By Pythagoras theorem, in $\triangle A D O$,

$(O A)^{2}=O D^{2}+A D^{2}$

$\Rightarrow \quad O D^{2}=O A^{2}-A D^{2}$

$=\left(\frac{5}{\sqrt{2}}\right)^{2}-\left(\frac{5}{2}\right)^{2}=\frac{25}{2}-\frac{25}{4}$

$=\frac{50-25}{4}=\frac{25}{4}$

$\Rightarrow$ $O D=\frac{5}{2} \mathrm{~cm}$

$\therefore$ Area of an isosceles $\Delta A O B=\frac{1}{2} \times$ Base $(=A B) \times$ Height $(=O D)$

$=\frac{1}{2} \times 5 \times \frac{5}{2}=\frac{25}{4} \mathrm{~cm}^{2}$

Now, area of sector $A O B A=\frac{\pi r^{2}}{360^{\circ}} \times \theta=\frac{\pi \times\left(\frac{5}{\sqrt{2}}\right)^{2}}{360^{\circ}} \times 90^{\circ}$

$=\frac{\pi \times 25}{2 \times 4}=\frac{25 \pi}{8} \mathrm{~cm}^{2}$

$\therefore$ Area of minor segment $=$ Area of sector $A O B A$ - Area of an isosceles $\triangle A O B$

$=\left(\frac{25 \pi}{8}-\frac{25}{4}\right) \mathrm{cm}^{2}$ ...(i)

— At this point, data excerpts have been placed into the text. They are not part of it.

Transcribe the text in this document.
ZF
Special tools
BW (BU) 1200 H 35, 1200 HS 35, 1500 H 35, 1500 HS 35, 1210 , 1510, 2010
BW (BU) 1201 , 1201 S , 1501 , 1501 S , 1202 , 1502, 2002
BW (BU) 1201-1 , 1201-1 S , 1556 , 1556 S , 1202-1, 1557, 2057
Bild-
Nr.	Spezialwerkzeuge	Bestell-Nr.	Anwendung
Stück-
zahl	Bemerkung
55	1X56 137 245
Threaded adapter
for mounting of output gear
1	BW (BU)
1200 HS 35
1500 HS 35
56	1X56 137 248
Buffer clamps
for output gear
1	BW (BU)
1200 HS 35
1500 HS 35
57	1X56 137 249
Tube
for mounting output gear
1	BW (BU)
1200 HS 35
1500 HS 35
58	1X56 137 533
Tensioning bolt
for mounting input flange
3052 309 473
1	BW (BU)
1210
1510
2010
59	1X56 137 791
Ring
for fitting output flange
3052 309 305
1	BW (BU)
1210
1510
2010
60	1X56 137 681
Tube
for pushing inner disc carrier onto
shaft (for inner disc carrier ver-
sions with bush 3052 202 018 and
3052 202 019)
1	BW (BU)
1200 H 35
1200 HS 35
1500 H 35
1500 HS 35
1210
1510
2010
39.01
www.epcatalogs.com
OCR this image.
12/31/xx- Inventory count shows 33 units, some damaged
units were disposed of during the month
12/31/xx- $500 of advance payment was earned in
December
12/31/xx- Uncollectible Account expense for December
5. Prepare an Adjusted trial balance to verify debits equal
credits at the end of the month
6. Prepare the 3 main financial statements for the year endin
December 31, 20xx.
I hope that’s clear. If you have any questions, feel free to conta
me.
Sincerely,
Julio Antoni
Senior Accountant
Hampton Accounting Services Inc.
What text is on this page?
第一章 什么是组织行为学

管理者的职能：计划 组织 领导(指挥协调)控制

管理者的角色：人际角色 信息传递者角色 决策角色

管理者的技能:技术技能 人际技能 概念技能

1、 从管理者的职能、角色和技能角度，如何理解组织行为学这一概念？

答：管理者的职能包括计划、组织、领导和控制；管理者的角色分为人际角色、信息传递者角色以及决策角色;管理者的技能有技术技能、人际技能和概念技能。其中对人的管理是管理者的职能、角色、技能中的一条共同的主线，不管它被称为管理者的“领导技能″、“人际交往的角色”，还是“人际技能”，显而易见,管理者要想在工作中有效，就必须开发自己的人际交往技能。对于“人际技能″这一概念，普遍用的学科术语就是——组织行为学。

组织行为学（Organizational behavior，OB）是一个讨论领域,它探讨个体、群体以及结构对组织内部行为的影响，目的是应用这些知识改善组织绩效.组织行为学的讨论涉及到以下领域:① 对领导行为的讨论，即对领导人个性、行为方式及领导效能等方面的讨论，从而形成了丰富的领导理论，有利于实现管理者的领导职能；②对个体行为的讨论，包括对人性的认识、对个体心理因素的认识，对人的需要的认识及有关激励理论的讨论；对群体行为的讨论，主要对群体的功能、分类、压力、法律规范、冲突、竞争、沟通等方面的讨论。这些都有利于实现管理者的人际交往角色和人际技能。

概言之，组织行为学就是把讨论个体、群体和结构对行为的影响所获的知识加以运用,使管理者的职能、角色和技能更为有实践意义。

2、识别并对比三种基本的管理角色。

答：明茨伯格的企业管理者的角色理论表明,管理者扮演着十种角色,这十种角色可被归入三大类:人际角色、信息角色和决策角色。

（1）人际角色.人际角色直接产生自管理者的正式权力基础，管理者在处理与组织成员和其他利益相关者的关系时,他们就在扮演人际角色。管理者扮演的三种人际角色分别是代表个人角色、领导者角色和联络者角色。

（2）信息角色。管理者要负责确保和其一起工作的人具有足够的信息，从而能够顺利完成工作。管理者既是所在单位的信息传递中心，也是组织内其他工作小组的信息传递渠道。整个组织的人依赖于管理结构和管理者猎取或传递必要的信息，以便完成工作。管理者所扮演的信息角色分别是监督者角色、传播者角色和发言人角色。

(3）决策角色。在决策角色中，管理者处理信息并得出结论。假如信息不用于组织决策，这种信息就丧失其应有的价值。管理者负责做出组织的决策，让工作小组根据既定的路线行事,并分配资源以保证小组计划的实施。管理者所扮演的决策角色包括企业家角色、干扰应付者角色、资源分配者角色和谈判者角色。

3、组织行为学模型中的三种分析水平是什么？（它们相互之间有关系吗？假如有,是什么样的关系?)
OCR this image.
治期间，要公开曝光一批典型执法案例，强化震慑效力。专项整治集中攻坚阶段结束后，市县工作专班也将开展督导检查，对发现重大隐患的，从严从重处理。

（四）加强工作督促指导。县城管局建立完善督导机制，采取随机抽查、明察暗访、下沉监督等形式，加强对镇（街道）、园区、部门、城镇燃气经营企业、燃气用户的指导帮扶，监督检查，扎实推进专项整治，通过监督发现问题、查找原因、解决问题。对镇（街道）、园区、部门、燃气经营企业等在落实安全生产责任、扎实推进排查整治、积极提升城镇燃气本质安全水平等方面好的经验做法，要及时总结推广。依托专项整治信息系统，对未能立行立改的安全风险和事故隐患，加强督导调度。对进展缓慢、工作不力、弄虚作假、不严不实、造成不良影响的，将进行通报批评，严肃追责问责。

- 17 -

Now, area of the circle $=\pi r^{2}=\pi\left(\frac{5}{\sqrt{2}}\right)=\frac{25 \pi}{2} \mathrm{~cm}^{2}$

$\therefore$ Area of major segment $=$ Area of circle $-$ Area of minor segment

$=\frac{25 \pi}{2}-\left(\frac{25 \pi}{8}-\frac{25}{4}\right)$

$=\frac{25 \pi}{8}(4-1)+\frac{25}{4}$

$=\left(\frac{75 \pi}{8}+\frac{25}{4}\right) \mathrm{cm}^{2}$$\ldots($ i)

$\therefore$ Difference of the areas of two segments of a circle $=\mid$ Area of major segment - Area of minor segment|

$=\left|\left(\frac{75 \pi}{8}+\frac{25}{4}\right)-\left(\frac{25 \pi}{4}-\frac{25}{4}\right)\right|$

$=\left|\left(\frac{75 \pi}{8}-\frac{25 \pi}{8}\right)-\left(\frac{25 \pi}{8}+\frac{25}{4}\right)\right|$

$=\left|\frac{75 \pi-25 \pi}{8}+\frac{50}{4}\right|=\left|\frac{50 \pi}{8}+\frac{50}{4}\right|$

$=\left(\frac{25 \pi}{4}+\frac{25}{2}\right) \mathrm{cm}^{2}$

Hence, the required difference of the areas of two segments is $\left(\frac{25 \pi}{4}+\frac{25}{2}\right) \mathrm{cm}^{2}$